I think that the school district should bring in someone to talk to parents about finstagrams and snapchat. Images and words that go out on the Internet through these social media forums will never been seen by future employers, and the kids know that. They absolutely do. Can law enforcement find it? Not sure. It might be good to have someone from law enforcement talk to both parents and kids about these forms of social media and what the kids are putting on there. Most parents have no idea. Some school administrators would be surprised at what their own kids are putting out there.
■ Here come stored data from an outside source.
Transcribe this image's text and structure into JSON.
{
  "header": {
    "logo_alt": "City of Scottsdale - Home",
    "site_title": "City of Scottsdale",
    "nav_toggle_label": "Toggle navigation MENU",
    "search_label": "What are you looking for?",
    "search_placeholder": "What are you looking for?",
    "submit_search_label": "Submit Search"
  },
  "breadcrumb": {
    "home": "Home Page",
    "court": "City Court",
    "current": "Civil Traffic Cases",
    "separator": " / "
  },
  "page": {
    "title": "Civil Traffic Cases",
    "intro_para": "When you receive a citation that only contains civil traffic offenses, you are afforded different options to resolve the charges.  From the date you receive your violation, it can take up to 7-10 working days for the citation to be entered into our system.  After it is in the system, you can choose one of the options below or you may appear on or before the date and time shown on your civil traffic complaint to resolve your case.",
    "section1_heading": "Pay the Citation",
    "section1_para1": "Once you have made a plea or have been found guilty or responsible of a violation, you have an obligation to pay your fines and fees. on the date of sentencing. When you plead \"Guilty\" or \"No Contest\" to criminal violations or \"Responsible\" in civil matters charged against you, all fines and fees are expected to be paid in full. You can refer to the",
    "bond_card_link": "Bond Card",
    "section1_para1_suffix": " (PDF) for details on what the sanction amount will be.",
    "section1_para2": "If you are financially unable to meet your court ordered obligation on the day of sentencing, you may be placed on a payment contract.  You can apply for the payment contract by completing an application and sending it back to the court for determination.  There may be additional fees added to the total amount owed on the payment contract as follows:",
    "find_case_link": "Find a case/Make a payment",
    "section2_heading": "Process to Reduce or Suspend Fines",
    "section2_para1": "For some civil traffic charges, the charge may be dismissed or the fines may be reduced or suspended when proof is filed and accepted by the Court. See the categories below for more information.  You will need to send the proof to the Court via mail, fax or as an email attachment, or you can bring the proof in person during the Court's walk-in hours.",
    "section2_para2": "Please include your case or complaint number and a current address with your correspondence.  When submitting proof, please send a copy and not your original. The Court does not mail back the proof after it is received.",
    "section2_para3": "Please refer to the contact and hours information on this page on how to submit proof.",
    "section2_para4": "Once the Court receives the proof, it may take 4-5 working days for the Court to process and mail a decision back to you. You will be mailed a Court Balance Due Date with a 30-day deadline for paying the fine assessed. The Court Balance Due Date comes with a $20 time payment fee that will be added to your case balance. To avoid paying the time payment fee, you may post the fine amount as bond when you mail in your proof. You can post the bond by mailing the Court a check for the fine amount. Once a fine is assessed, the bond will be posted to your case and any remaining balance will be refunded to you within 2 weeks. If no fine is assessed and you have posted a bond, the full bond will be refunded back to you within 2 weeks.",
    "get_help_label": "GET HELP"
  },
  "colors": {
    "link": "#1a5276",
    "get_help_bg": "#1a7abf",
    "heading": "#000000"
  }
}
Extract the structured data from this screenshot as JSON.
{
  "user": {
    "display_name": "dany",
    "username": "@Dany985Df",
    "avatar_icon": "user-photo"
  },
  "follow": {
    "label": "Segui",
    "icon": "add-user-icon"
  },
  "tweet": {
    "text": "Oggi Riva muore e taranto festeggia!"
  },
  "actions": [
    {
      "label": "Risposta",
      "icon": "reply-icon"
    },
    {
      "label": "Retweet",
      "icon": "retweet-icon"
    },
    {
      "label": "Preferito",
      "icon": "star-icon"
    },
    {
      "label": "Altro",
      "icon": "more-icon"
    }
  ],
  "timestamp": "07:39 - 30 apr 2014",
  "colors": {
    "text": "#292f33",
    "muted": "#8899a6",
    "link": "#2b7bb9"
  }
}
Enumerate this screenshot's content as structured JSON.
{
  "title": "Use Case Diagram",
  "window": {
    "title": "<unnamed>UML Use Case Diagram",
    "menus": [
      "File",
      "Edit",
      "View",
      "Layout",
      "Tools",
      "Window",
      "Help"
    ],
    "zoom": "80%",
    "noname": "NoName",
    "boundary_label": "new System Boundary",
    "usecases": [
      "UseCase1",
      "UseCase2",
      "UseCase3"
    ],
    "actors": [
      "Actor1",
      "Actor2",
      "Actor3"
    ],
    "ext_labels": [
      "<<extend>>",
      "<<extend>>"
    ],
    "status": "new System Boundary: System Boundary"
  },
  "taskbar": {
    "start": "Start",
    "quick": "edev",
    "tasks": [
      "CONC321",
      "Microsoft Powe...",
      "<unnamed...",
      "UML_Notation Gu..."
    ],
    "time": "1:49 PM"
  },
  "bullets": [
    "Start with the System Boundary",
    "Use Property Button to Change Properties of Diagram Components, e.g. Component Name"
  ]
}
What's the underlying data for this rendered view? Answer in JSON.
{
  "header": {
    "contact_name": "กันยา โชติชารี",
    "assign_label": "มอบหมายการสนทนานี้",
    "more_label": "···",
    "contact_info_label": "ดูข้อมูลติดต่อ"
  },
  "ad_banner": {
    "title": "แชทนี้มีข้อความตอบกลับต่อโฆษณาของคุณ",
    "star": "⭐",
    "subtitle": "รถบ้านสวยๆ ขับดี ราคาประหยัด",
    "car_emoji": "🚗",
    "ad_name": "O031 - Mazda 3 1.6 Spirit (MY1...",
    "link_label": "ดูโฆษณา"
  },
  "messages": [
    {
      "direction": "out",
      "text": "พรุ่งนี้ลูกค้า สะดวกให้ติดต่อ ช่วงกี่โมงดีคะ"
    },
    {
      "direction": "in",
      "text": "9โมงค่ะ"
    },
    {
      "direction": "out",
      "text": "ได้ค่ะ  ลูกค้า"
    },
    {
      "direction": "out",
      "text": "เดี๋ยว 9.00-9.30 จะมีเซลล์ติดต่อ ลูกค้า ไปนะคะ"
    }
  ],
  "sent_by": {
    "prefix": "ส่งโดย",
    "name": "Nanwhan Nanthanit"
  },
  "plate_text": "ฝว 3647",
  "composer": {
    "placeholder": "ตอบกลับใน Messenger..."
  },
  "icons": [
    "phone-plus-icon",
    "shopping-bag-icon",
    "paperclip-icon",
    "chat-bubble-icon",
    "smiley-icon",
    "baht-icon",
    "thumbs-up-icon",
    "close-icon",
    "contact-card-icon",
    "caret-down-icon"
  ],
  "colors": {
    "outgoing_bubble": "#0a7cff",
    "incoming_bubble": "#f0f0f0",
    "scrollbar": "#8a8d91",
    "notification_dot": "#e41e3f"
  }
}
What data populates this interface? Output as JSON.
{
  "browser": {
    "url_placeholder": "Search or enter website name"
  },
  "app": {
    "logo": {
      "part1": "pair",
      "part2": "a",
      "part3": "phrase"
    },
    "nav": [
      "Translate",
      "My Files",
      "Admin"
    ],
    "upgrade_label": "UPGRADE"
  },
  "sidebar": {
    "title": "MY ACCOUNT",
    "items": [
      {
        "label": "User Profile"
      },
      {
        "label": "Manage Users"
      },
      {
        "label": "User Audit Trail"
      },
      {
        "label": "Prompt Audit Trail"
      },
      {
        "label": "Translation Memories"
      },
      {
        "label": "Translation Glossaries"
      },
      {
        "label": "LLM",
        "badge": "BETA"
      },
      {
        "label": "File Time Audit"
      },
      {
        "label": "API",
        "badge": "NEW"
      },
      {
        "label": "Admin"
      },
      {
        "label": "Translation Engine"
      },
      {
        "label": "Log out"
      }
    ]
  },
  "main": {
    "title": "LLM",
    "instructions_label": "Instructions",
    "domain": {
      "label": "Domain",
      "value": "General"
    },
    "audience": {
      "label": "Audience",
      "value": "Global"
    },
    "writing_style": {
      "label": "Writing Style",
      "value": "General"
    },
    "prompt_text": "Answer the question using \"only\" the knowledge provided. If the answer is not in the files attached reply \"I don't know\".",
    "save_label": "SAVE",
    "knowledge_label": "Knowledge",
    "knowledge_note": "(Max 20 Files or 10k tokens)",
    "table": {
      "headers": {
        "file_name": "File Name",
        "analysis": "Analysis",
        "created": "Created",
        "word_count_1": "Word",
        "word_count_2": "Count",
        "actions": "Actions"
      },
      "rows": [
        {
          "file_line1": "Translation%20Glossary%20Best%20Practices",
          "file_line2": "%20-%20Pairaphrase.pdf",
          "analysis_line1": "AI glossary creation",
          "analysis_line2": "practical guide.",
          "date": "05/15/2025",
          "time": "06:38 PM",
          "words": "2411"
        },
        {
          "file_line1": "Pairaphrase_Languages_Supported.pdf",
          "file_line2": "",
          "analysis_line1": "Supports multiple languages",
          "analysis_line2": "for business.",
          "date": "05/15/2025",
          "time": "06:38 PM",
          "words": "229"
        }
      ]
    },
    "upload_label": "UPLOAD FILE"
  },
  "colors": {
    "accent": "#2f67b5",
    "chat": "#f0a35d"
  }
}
Also, I’m not entirely sure that the kids who were video taping the incident were doing it in a voyeuristic sort of way. It wasn’t a Kitty Geneovese thing. It’s a generational thing. They feel they are doing a public service by video taping events. That’s what everyone does when they attend a protest. They also probably rationally figured it was a bad idea to get in the middle of two kids beating each other senseless.
Anyhow, tensions are pretty high around here. Very glad to just being parenting one very quirky kid who will never ever understand or participate in this sort behavior.

Trump’s Tax Plan and Education

I did a fair bit of research on the impact of Trump’s tax plan on education policy on Friday and Saturday. For various reasons, it’s not going to pan out into an article, so I’ll park that info here.

One of the proposals in the bill is to tax private college endowments at the same level as foundations.

The Atlantic had a piece just a few weeks ago saying that such a proposal might enjoy bipartisan support. Others with liberal credentials have criticized the untaxed endowments in recent years.

Taxing the rich college’s endowment just the same as foundations would seem to be a Democratic plan, right? Even better would be a Robin Hood type scheme that would redistribute that money to colleges that primarily educate low income students or to the students themselves. But I can’t find any statements by Democrats in Congress supporting a plan like this. And it’s not like it’s never been discussed before. In 2016, the Senate Ways and Means committee had hearings on this topic and made 50 or so colleges provide them with reports about what they do with their endowments. There was plenty of time for the democrats on that committee or on the education committee to say something. None did. Not even Bernie.

I did a little on the plan to tax tuition grants, but not enough to write anything about it yet.